La policía de Australia Occidental (WA) inició una investigación, pero se enfrentó a un desafío monumental. ¿Por dónde empezar a buscar? La familia Thompson no había desaparecido en el desierto; habían desaparecido hacia el desierto. No había un último punto de contacto conocido, ni una ruta definida. Su destino declarado era, esencialmente, “el resto de Australia”.
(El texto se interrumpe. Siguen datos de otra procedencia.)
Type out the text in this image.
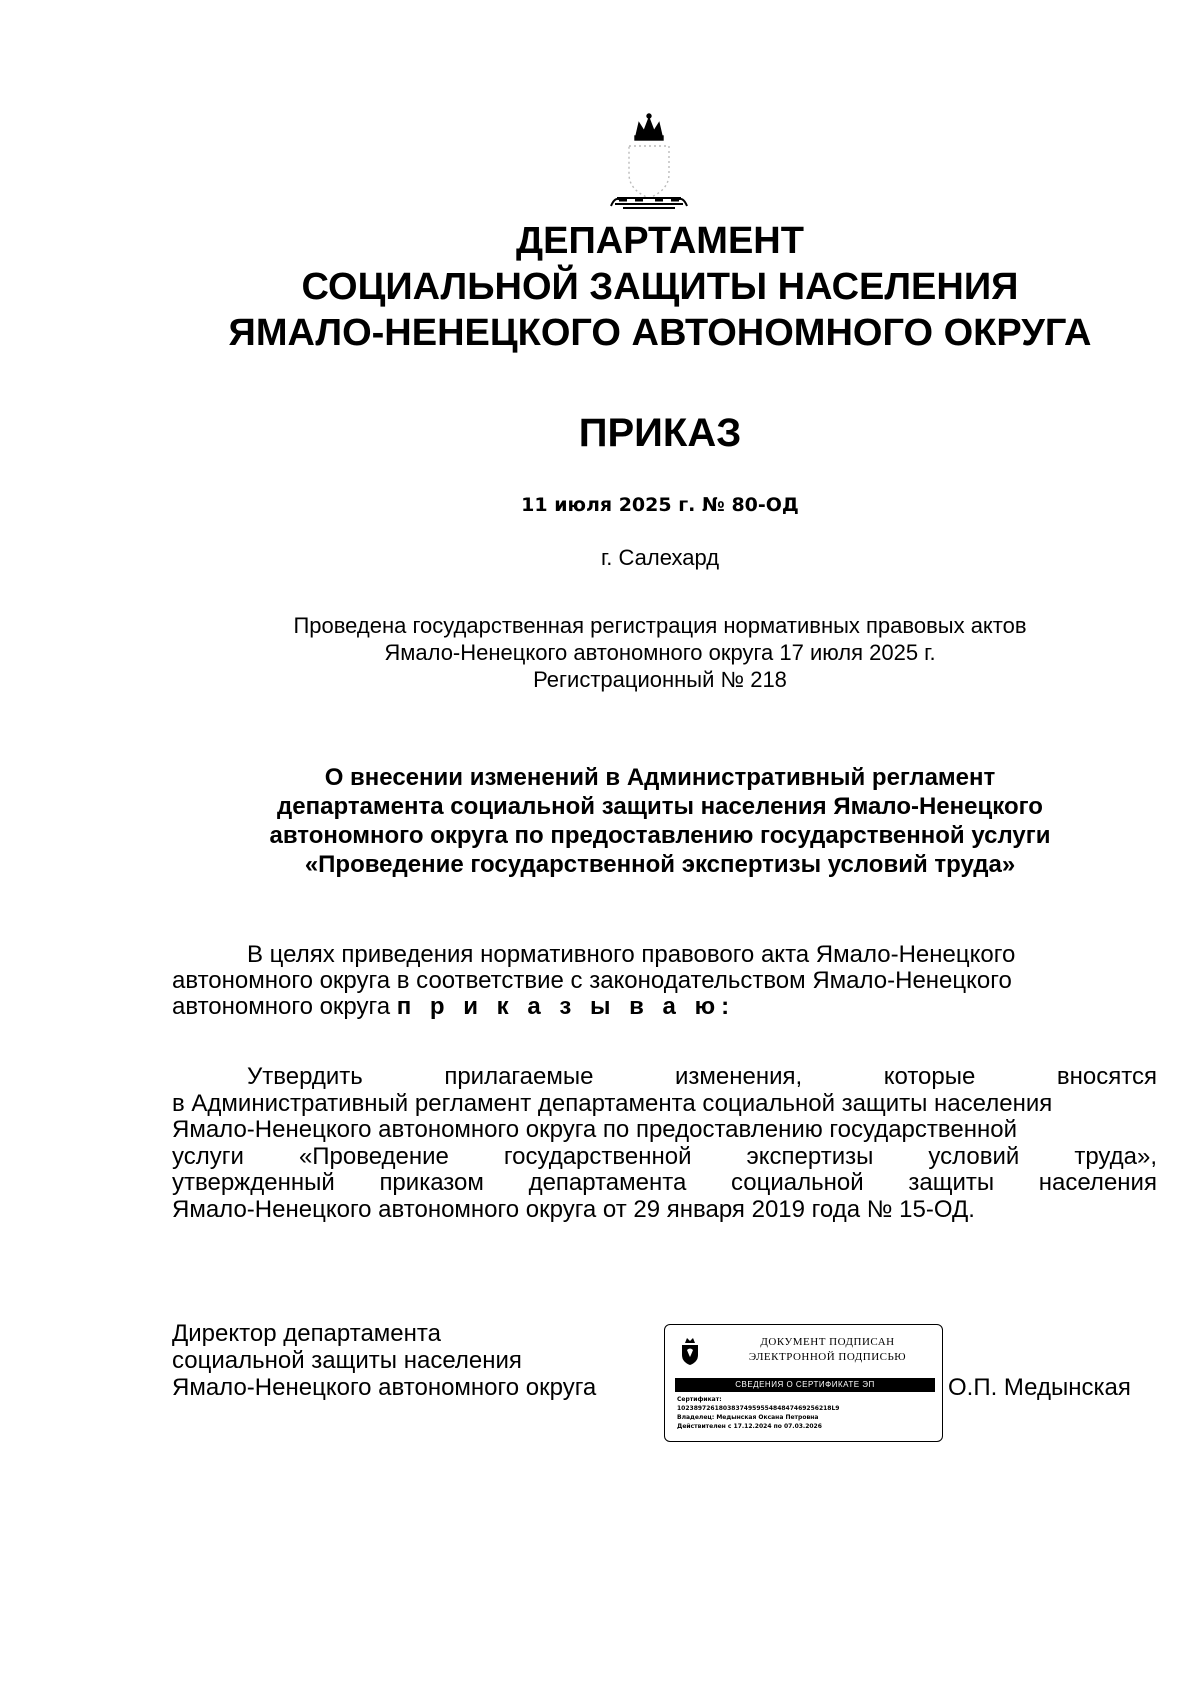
ДЕПАРТАМЕНТ
СОЦИАЛЬНОЙ ЗАЩИТЫ НАСЕЛЕНИЯ
ЯМАЛО-НЕНЕЦКОГО АВТОНОМНОГО ОКРУГА
ПРИКАЗ
11 июля 2025 г. № 80-ОД
г. Салехард
Проведена государственная регистрация нормативных правовых актов
Ямало-Ненецкого автономного округа 17 июля 2025 г.
Регистрационный № 218
О внесении изменений в Административный регламент
департамента социальной защиты населения Ямало-Ненецкого
автономного округа по предоставлению государственной услуги
«Проведение государственной экспертизы условий труда»
В целях приведения нормативного правового акта Ямало-Ненецкого
автономного округа в соответствие с законодательством Ямало-Ненецкого
автономного округа п р и к а з ы в а ю:
Утвердить	прилагаемые	изменения,	которые	вносятся
в Административный регламент департамента социальной защиты населения
Ямало-Ненецкого автономного округа по предоставлению государственной
услуги «Проведение государственной экспертизы условий труда»,
утвержденный приказом департамента социальной защиты населения
Ямало-Ненецкого автономного округа от 29 января 2019 года № 15-ОД.
Директор департамента
социальной защиты населения
Ямало-Ненецкого автономного округа
ДОКУМЕНТ ПОДПИСАН
ЭЛЕКТРОННОЙ ПОДПИСЬЮ
СВЕДЕНИЯ О СЕРТИФИКАТЕ ЭП
Сертификат:
1023897261803837495955484847469256218L9
Владелец: Медынская Оксана Петровна
Действителен с 17.12.2024 по 07.03.2026
О.П. Медынская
Los investigadores analizaron sus finanzas. Aquí es donde la historia dio su primer giro extraño. La casa se había vendido, sí, pero las cuentas bancarias de David y Sarah habían sido vaciadas sistemáticamente en las semanas previas a su partida. Retiradas de efectivo. Grandes sumas. Su cuenta de jubilación (superannuation) había sido liquidada con penalizaciones. No solo se iban de viaje; estaban liquidando sus activos.
El Ford Ranger y la caravana tenían matrículas válidas, pero ninguna cámara de tráfico los había registrado saliendo del estado. Sus teléfonos móviles dieron señal por última vez en un suburbio del norte de Perth y luego se apagaron, permanentemente. Sus pasaportes seguían en un cajón de la casa de los padres de Sarah, donde los habían dejado “para que estuvieran seguros”.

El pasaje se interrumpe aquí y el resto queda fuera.